The iPod Photo stores images in an internal database in a resolution suitable to its 220- by 176-pixel screen or to a TV screen (if you connect the included audio-video breakout cable or use the S-Video connector on the provided docking base). Slide show settings allow you to control the amount of time that each slide is on the screen, turn on a wipe transition, and select one of your playlists as a background music source. The TV image is sharp and stable, and Apple claims 15 hours of music playing or 5 hours of slide show viewing from the rechargeable lithium ion battery.

Musically, the iPod Photo is identical in performance to the
fourth-generation iPod, which is to say excellent. One addition: You can now view album art on the Now Playing screen.
Odd, minor limitations keep the iPod Photo from being a killer implementation. You can't zoom in or pan around your images, and you can't rotate photos; all adjustments have to be made before you download the images. If you want to store full-resolution pictures that can be transferred to another computer or printed, you have to select that option in iTunes. If you forget, you'll wind up with low-res images on the unit's hard drive that lack full-resolution counterparts.

Also, the iPod Photo insists that only one computer can be its source of photos. If you connect it to another computer it will ask you if you want to replace all of the images currently on the iPod with the images currently on the computer. There is no way to add to the photo database other than adding photos to the "home" machine and updating the iPod. Likewise, digital photographers can still use the Belkin Digital Camera Link or a card reader on the road to offload images to the iPod Photo, but you will not be able to display those images on the iPod Photo (since they do not pass through iTunes).

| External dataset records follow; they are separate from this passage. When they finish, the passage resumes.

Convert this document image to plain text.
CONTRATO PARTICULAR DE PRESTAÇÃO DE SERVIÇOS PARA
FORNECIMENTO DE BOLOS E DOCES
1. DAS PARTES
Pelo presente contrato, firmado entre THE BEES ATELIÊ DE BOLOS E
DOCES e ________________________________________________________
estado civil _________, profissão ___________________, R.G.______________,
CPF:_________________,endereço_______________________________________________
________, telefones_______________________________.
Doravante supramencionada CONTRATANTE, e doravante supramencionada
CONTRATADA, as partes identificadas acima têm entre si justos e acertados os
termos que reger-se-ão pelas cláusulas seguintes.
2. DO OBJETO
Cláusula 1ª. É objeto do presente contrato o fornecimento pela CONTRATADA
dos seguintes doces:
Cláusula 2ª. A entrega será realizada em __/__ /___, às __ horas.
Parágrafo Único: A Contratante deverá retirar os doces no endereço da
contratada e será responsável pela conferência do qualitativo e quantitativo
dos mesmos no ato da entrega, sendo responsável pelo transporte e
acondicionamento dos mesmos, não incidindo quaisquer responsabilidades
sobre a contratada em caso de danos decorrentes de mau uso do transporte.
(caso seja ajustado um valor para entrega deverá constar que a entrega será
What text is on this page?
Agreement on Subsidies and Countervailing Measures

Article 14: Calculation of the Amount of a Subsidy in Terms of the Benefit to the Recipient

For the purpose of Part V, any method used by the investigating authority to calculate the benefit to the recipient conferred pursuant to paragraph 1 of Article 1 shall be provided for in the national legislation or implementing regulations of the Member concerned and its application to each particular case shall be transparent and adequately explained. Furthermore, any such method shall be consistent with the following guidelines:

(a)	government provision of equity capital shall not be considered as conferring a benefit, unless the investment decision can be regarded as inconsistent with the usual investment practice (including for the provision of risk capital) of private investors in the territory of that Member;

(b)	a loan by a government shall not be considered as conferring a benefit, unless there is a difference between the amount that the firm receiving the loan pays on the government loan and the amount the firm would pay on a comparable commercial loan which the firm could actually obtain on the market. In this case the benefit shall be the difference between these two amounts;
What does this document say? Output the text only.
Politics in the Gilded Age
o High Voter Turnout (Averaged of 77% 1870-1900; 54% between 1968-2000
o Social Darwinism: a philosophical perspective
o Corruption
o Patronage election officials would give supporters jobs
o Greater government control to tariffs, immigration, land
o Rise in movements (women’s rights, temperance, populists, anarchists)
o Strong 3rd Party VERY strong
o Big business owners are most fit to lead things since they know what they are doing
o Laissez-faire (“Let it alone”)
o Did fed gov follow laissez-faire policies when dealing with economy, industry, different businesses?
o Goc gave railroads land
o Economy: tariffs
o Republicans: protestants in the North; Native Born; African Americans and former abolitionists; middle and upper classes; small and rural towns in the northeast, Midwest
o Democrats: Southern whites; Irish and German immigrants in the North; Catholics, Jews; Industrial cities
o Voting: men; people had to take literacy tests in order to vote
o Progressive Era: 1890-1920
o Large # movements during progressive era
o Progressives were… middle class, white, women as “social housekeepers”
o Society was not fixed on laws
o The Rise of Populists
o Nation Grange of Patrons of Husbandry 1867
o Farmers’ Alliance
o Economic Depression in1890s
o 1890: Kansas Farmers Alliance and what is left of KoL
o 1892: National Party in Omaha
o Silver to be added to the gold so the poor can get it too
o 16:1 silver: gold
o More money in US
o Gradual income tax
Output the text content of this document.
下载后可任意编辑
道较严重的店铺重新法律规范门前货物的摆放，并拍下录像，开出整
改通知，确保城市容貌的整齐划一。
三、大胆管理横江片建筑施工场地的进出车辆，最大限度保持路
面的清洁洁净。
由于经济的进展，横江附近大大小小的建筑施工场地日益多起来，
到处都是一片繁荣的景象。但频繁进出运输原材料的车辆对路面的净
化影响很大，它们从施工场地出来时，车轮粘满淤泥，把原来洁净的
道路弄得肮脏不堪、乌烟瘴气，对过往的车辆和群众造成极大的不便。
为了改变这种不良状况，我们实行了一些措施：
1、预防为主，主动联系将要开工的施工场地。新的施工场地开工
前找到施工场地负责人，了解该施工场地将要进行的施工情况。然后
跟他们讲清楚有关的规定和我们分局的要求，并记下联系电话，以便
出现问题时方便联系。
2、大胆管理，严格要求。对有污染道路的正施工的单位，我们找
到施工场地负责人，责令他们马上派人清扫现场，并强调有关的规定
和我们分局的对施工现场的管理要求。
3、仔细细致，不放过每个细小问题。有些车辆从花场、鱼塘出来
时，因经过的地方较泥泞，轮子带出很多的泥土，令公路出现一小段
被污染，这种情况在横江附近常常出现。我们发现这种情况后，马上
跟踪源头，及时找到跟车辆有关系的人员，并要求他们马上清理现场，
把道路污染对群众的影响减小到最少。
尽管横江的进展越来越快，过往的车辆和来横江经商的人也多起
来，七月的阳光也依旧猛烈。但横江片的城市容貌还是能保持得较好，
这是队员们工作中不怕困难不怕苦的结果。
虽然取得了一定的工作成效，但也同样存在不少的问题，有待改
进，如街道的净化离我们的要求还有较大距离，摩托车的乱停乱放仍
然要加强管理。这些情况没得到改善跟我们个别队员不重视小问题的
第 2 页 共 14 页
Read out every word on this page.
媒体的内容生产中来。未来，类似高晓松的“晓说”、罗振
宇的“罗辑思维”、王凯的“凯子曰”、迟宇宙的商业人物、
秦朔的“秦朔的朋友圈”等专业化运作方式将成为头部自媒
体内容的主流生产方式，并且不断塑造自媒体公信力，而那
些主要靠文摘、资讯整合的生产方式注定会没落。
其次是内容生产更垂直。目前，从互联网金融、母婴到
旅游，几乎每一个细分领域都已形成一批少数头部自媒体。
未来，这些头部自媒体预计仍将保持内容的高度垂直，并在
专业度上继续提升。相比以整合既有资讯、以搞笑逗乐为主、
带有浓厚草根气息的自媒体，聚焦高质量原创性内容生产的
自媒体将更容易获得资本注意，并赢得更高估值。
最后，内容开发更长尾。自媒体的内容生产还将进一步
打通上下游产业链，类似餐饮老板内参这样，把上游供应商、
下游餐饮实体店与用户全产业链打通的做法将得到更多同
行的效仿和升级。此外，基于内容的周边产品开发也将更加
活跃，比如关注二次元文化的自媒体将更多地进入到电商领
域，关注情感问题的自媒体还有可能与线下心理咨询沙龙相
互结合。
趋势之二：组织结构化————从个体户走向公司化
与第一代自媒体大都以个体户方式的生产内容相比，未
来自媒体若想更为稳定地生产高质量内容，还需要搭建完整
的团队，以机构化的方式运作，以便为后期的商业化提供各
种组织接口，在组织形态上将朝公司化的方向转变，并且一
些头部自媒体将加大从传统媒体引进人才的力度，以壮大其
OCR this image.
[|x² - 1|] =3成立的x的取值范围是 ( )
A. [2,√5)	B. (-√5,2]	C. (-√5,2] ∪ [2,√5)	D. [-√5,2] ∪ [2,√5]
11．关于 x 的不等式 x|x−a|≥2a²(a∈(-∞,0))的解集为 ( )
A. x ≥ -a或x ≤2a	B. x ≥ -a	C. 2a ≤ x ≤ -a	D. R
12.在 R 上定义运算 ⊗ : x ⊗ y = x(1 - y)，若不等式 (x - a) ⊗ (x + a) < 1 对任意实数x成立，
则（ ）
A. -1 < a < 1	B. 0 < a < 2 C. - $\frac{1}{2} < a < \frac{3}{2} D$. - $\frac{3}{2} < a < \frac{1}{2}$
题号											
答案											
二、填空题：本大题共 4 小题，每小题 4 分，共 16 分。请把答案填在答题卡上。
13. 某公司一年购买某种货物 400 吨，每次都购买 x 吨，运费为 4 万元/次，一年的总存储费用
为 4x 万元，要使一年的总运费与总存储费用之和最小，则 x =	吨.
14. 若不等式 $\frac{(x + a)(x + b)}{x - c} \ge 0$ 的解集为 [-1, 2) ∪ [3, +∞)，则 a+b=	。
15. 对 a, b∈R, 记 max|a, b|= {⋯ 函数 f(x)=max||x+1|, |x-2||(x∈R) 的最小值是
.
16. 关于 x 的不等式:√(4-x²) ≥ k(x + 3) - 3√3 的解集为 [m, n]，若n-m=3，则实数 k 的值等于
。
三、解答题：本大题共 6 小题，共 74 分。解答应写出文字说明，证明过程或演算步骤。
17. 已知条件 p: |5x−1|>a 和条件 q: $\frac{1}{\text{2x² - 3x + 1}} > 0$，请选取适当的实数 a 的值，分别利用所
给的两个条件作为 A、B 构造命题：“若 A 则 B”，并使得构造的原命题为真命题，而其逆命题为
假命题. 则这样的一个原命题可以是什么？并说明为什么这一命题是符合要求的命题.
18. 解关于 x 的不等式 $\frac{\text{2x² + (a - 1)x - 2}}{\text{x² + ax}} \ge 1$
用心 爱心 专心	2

As a music player, the iPod Photo is still virtually unassailable. But in the growing arena of portable multimedia players, it is not king of the hill. For example, the svelte
Archos Gmini 400 matches the iPod Photo's music abilities, trumps it as a photo viewer/storage companion, and handles video to boot.

That said, for users looking for a great music player that also delivers the ability to store, view, and display photos, the iPod Photo is the latest in this line of must-have devices.